VAR is knackered. It’s clear and obvious.


And there lies the problem, the words: 'clear’ and ‘obvious’.


VAR is failing. Failing as a concept, failing English football and failing just about everyone with a passing interest in the game.


Instead of watching football, we are being forced to consume debates and points of law. We’ve removed soccer from the province of sport and created some form of tortuous televisual torment. Nobody goes to a match to sit around waiting for middle-aged men to decide whether to make or ruin our weekend.


This isn’t about whether VAR has a place in football. It isn’t going anywhere soon, given the investment of time and resource. It's here to stay.


Yet VAR’s rescue package quite possibly lies within its lexicon. The ‘clear’ and ‘obvious’ ambiguities – remove those very words from the dictionary of VAR and we might just have a solution.


The very notion of video-assisted ‘refereeing’ should be to determine whether a decision is correct or incorrect. There should be no caveat. There should be no nuance.
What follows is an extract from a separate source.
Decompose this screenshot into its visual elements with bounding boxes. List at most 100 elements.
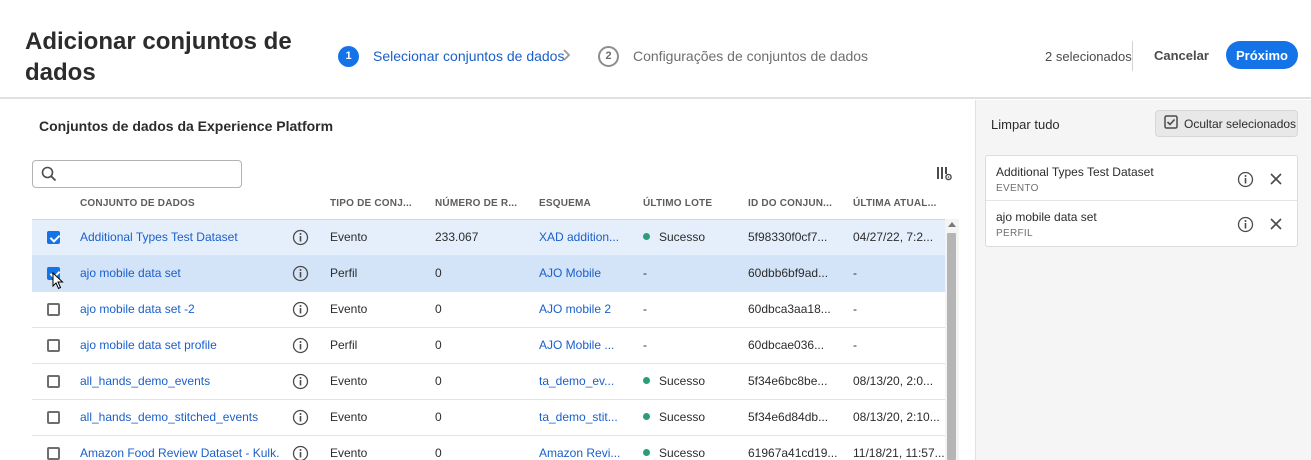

This particular elephant is rampaging around the room in full view of all, while football managers thump their chests in post-match press conferences and fans of rival clubs chuckle in sneering unison at the prospect of any club but their own falling foul to yet another ‘clear and obvious’ cock-up.
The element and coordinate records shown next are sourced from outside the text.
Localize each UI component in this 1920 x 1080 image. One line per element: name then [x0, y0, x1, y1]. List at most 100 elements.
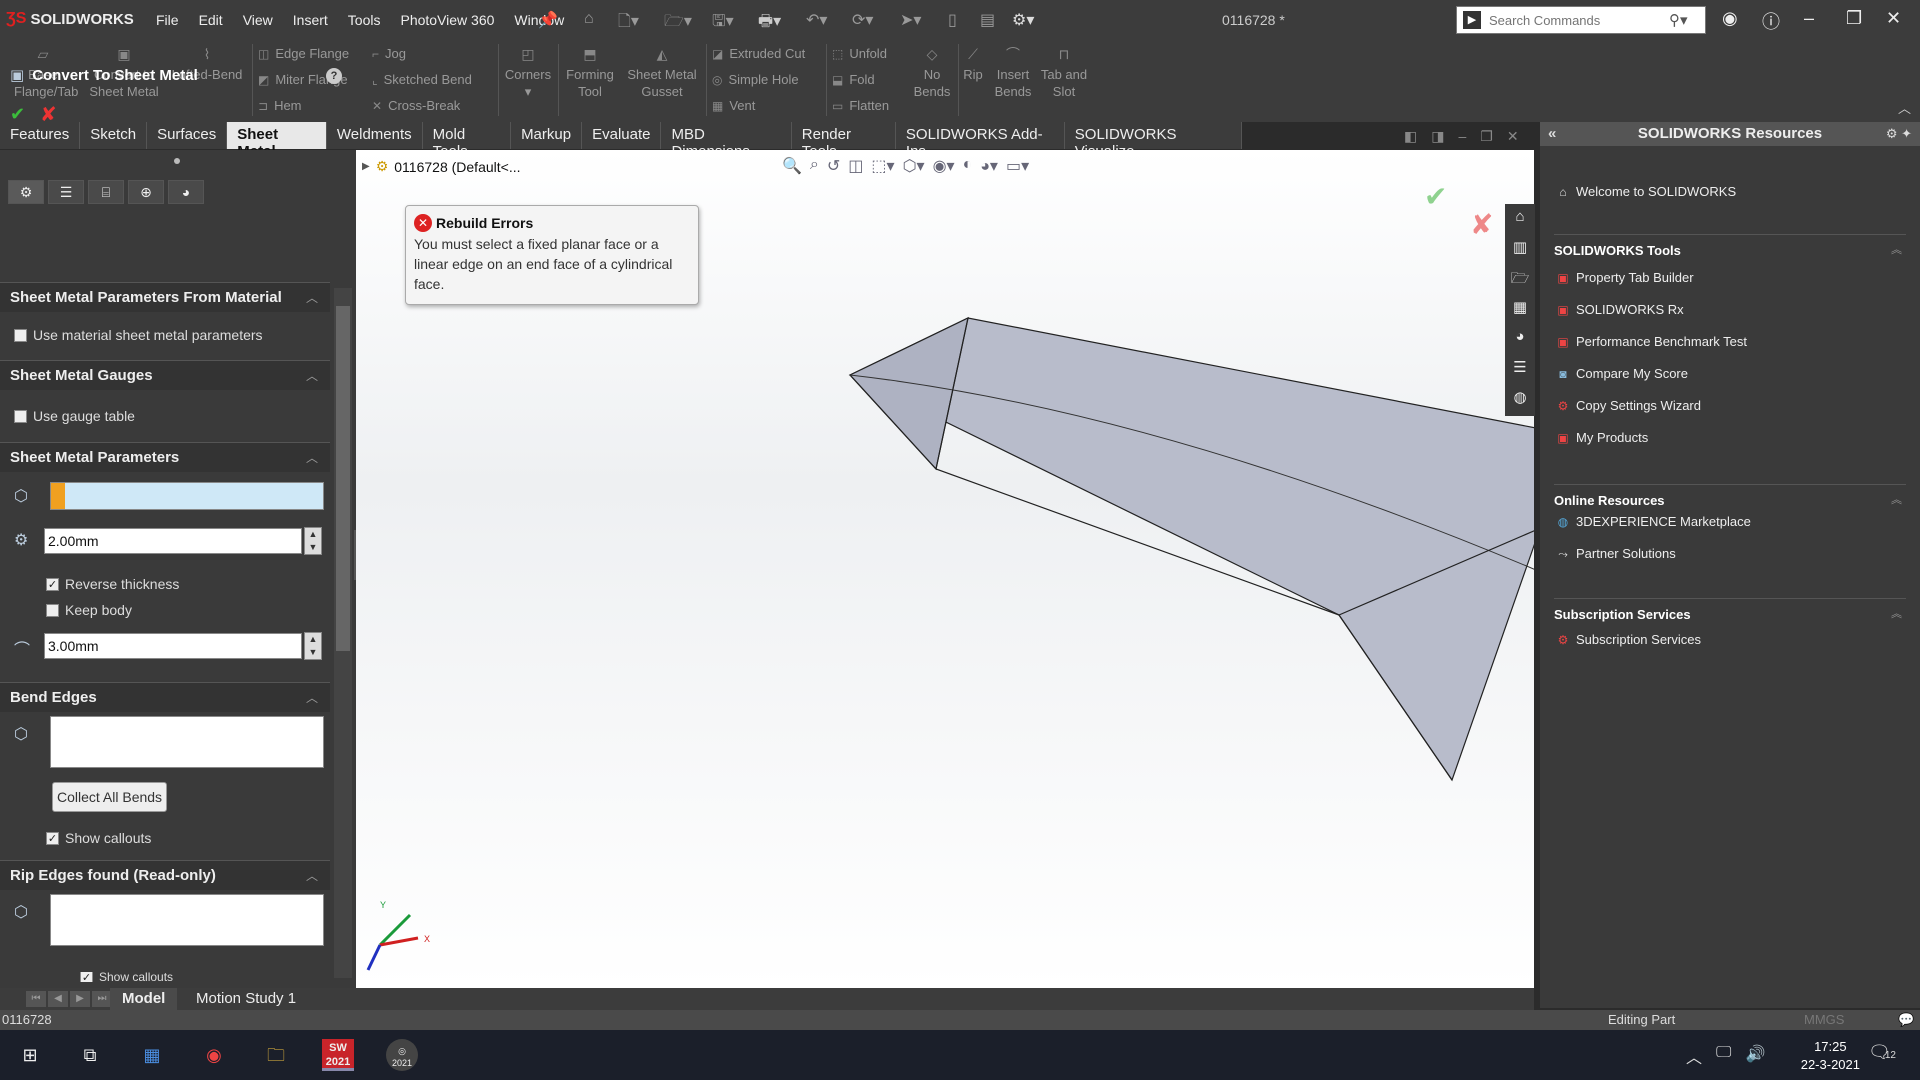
bend-radius-input[interactable] [44, 633, 302, 659]
file-explorer-taskbar-icon[interactable]: 🗀 [260, 1039, 292, 1071]
configuration-manager-tab-icon[interactable]: ⌸ [88, 180, 124, 204]
custom-properties-icon[interactable]: ☰ [1513, 358, 1526, 382]
forum-icon[interactable]: ◍ [1513, 388, 1526, 412]
minimize-icon[interactable]: – [1804, 8, 1814, 29]
simple-hole-button[interactable]: ◎ Simple Hole [712, 72, 799, 87]
search-input[interactable] [1489, 12, 1669, 28]
reverse-thickness-checkbox[interactable]: ✓ Reverse thickness [46, 576, 179, 592]
use-gauge-checkbox[interactable]: Use gauge table [14, 408, 135, 424]
status-chat-icon[interactable]: 💬 [1898, 1012, 1914, 1028]
chevron-up-icon[interactable]: ︿ [306, 289, 318, 306]
appearances-icon[interactable]: ◕ [1515, 328, 1524, 352]
new-icon[interactable]: 🗋▾ [618, 10, 639, 37]
dynamic-annotation-icon[interactable]: ⬚▾ [871, 156, 894, 176]
tab-and-slot-button[interactable]: ⊓ Tab and Slot [1038, 46, 1090, 100]
menu-edit[interactable]: Edit [189, 12, 233, 28]
help-icon[interactable]: ⓘ [1762, 8, 1780, 34]
subscription-services-link[interactable]: ⚙ Subscription Services [1556, 632, 1701, 647]
tab-surfaces[interactable]: Surfaces [147, 122, 228, 149]
last-tab-icon[interactable]: ⏭ [92, 991, 112, 1007]
undo-icon[interactable]: ↶▾ [806, 10, 827, 30]
status-units[interactable]: MMGS [1804, 1012, 1844, 1027]
unfold-button[interactable]: ⬚ Unfold [832, 46, 887, 61]
calculator-icon[interactable]: ▦ [136, 1039, 168, 1071]
tab-addins[interactable]: SOLIDWORKS Add-Ins [896, 122, 1065, 160]
view-palette-icon[interactable]: ▦ [1513, 298, 1527, 322]
edge-flange-button[interactable]: ◫ Edge Flange [258, 46, 349, 61]
menu-tools[interactable]: Tools [338, 12, 391, 28]
my-products-link[interactable]: ▣ My Products [1556, 430, 1648, 445]
confirm-cancel-corner-icon[interactable]: ✘ [1470, 208, 1493, 241]
task-view-icon[interactable]: ⧉ [74, 1039, 106, 1071]
fold-button[interactable]: ⬓ Fold [832, 72, 875, 87]
pm-help-icon[interactable]: ? [326, 68, 342, 84]
pane-settings-icon[interactable]: ⚙ ✦ [1886, 122, 1912, 146]
sheet-metal-gusset-button[interactable]: ◭ Sheet Metal Gusset [622, 46, 702, 100]
save-icon[interactable]: 🖫▾ [712, 10, 734, 37]
previous-view-icon[interactable]: ↺ [827, 156, 840, 176]
flatten-button[interactable]: ▭ Flatten [832, 98, 889, 113]
restore-icon[interactable]: ❐ [1846, 8, 1862, 29]
tab-weldments[interactable]: Weldments [327, 122, 423, 149]
solidworks-taskbar-icon[interactable]: SW 2021 [322, 1039, 354, 1071]
section-rip-edges[interactable]: Rip Edges found (Read-only) ︿ [0, 860, 330, 890]
pm-scrollbar[interactable] [334, 288, 352, 978]
edit-appearance-icon[interactable]: ◕▾ [980, 156, 998, 176]
clock[interactable]: 17:25 22-3-2021 [1801, 1038, 1860, 1074]
menu-photoview[interactable]: PhotoView 360 [390, 12, 504, 28]
marketplace-link[interactable]: ◍ 3DEXPERIENCE Marketplace [1556, 514, 1751, 529]
feature-manager-tab-icon[interactable]: ⚙ [8, 180, 44, 204]
collect-all-bends-button[interactable]: Collect All Bends [52, 782, 168, 812]
menu-view[interactable]: View [233, 12, 283, 28]
home-icon[interactable]: ⌂ [584, 10, 594, 28]
display-style-icon[interactable]: ◉▾ [933, 156, 955, 176]
expand-arrow-icon[interactable]: ▶ [362, 161, 370, 172]
bend-edges-listbox[interactable] [50, 716, 324, 768]
chevron-up-icon[interactable]: ︿ [306, 689, 318, 706]
chevron-up-icon[interactable]: ︿ [306, 867, 318, 884]
first-tab-icon[interactable]: ⏮ [26, 991, 46, 1007]
network-icon[interactable]: 🖵 [1716, 1044, 1731, 1068]
tab-mold-tools[interactable]: Mold Tools [423, 122, 512, 160]
menu-file[interactable]: File [146, 12, 189, 28]
zoom-to-area-icon[interactable]: ⌕ [810, 156, 819, 176]
viewport-restore-icon[interactable]: ❐ [1480, 128, 1493, 145]
chevron-up-icon[interactable]: ︽ [1891, 241, 1902, 257]
next-tab-icon[interactable]: ▶ [70, 991, 90, 1007]
solidworks-rx-link[interactable]: ▣ SOLIDWORKS Rx [1556, 302, 1683, 317]
use-material-checkbox[interactable]: Use material sheet metal parameters [14, 327, 263, 343]
show-callouts-2-checkbox[interactable]: ✓ Show callouts [80, 972, 173, 982]
solidworks-visualize-icon[interactable]: ◎ 2021 [386, 1039, 418, 1071]
jog-button[interactable]: ⌐ Jog [372, 46, 406, 61]
tab-markup[interactable]: Markup [511, 122, 583, 149]
user-icon[interactable]: ◉ [1722, 8, 1738, 29]
hide-show-icon[interactable]: ◐ [963, 156, 973, 176]
volume-icon[interactable]: 🔊 [1745, 1044, 1765, 1068]
notification-icon[interactable]: 🗨12 [1868, 1042, 1896, 1063]
show-callouts-checkbox[interactable]: ✓ Show callouts [46, 830, 151, 846]
close-icon[interactable]: ✕ [1886, 8, 1901, 29]
tab-sheet-metal[interactable]: Sheet Metal [227, 122, 327, 160]
resources-home-icon[interactable]: ⌂ [1515, 208, 1524, 232]
bend-radius-spinner[interactable]: ▲ ▼ [304, 632, 322, 660]
partner-solutions-link[interactable]: ⤳ Partner Solutions [1556, 546, 1676, 561]
panel-grip[interactable] [174, 158, 180, 164]
file-properties-icon[interactable]: ▤ [980, 10, 995, 30]
viewport-minimize-icon[interactable]: – [1458, 128, 1466, 145]
rebuild-icon[interactable]: ⟳▾ [852, 10, 873, 30]
extruded-cut-button[interactable]: ◪ Extruded Cut [712, 46, 805, 61]
fixed-face-selection-box[interactable] [50, 482, 324, 510]
tab-sketch[interactable]: Sketch [80, 122, 148, 149]
sketched-bend-button[interactable]: ⌞ Sketched Bend [372, 72, 472, 87]
section-view-icon[interactable]: ◫ [848, 156, 863, 176]
solidworks-logo[interactable]: ƷS SOLIDWORKS [6, 10, 134, 28]
collapse-ribbon-icon[interactable]: ︿ [1898, 98, 1911, 117]
zoom-to-fit-icon[interactable]: 🔍 [782, 156, 802, 176]
collapse-pane-icon[interactable]: « [1548, 122, 1556, 146]
options-gear-icon[interactable]: ⚙▾ [1012, 10, 1034, 30]
section-params-from-material[interactable]: Sheet Metal Parameters From Material ︿ [0, 282, 330, 312]
tab-motion-study[interactable]: Motion Study 1 [184, 988, 308, 1010]
display-manager-tab-icon[interactable]: ◕ [168, 180, 204, 204]
search-commands[interactable]: ▶ ⚲▾ [1456, 6, 1706, 34]
property-manager-tab-icon[interactable]: ☰ [48, 180, 84, 204]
The Whataboutery and tribalism does little to help matters. This is a time for the major stakeholders within the game to be sat around a table thrashing out a solution. We don’t need ‘clear and obvious’, we need correct or incorrect. It is either an offside or it isn’t, a foul or no foul, a handball or no handball…you get the picture.


PGMOL’s promise of greater transparency under chief Howard Webb clearly isn’t working as fans on the wrong side of subjective decisions believe the refereeing gods are against them. In reality they’re not – it’s just how it seems, because the system is failing under the ‘clear and obvious’ banner. Reports claim the Independent Key Match Incidents Panel has seemingly even logged fewer VAR errors than last season, but the debate has gone the other way.
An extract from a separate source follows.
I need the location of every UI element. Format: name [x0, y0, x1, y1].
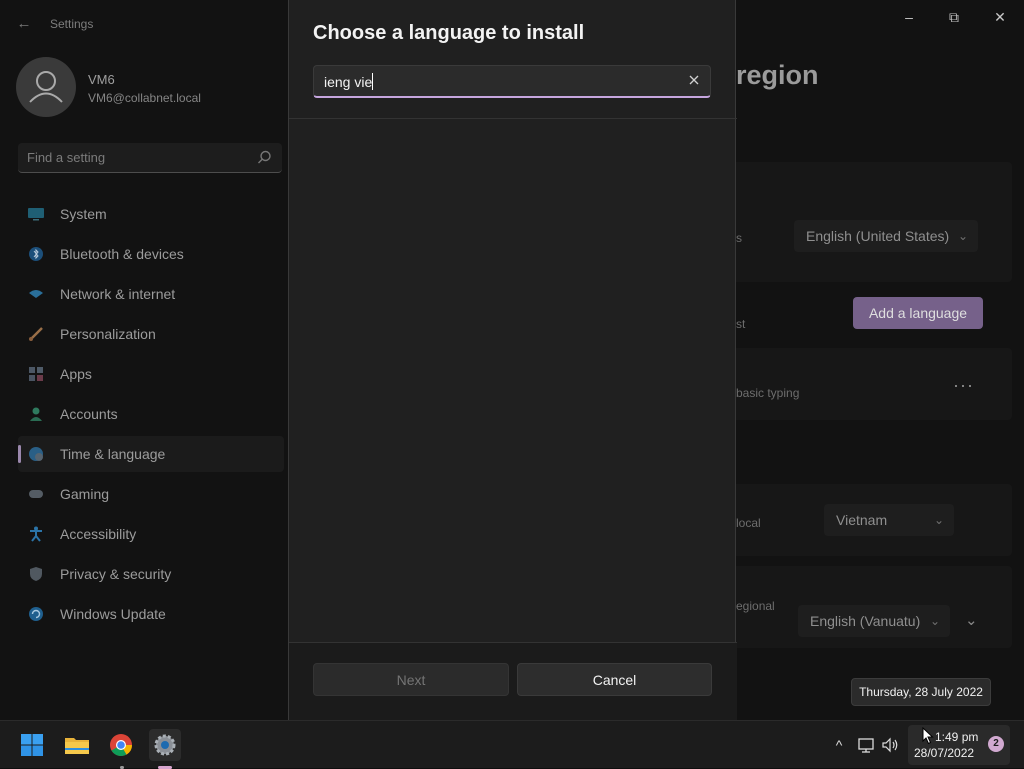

Jurgen Klopp and Mikel Arteta can shout all they like. And, other than the now-weekly ‘yeah, sorry about that’ WhatsApp message sent by Webb to an assortment of Premier League managers, there is little more the PGMOL and Premier League seem willing to do about it.


Football needs an adult conversation about this because it isn't going away.


And, more so, football needs to own what it created. We find ourselves here through the desperation of stakeholders to ensure refereeing mistakes were eradicated. Managers didn’t want their side’s results to be determined by human error, media wanted fewer game-changing mistakes, fans calling phone-ins demanded another set of eyes on those contentious decisions, etc, etc. And so here we are.


We’ve lost the essence of what VAR should have been: an aid to determine good decisions from bad ones.


VAR needs to be granted no more than a ‘correct’ and ‘incorrect’ choice, based on the cold, hard interpretation of a law. Any subjectivity needs to be removed.


It couldn’t be more clear and obvious that ‘clear and obvious’ needs to be removed from the process.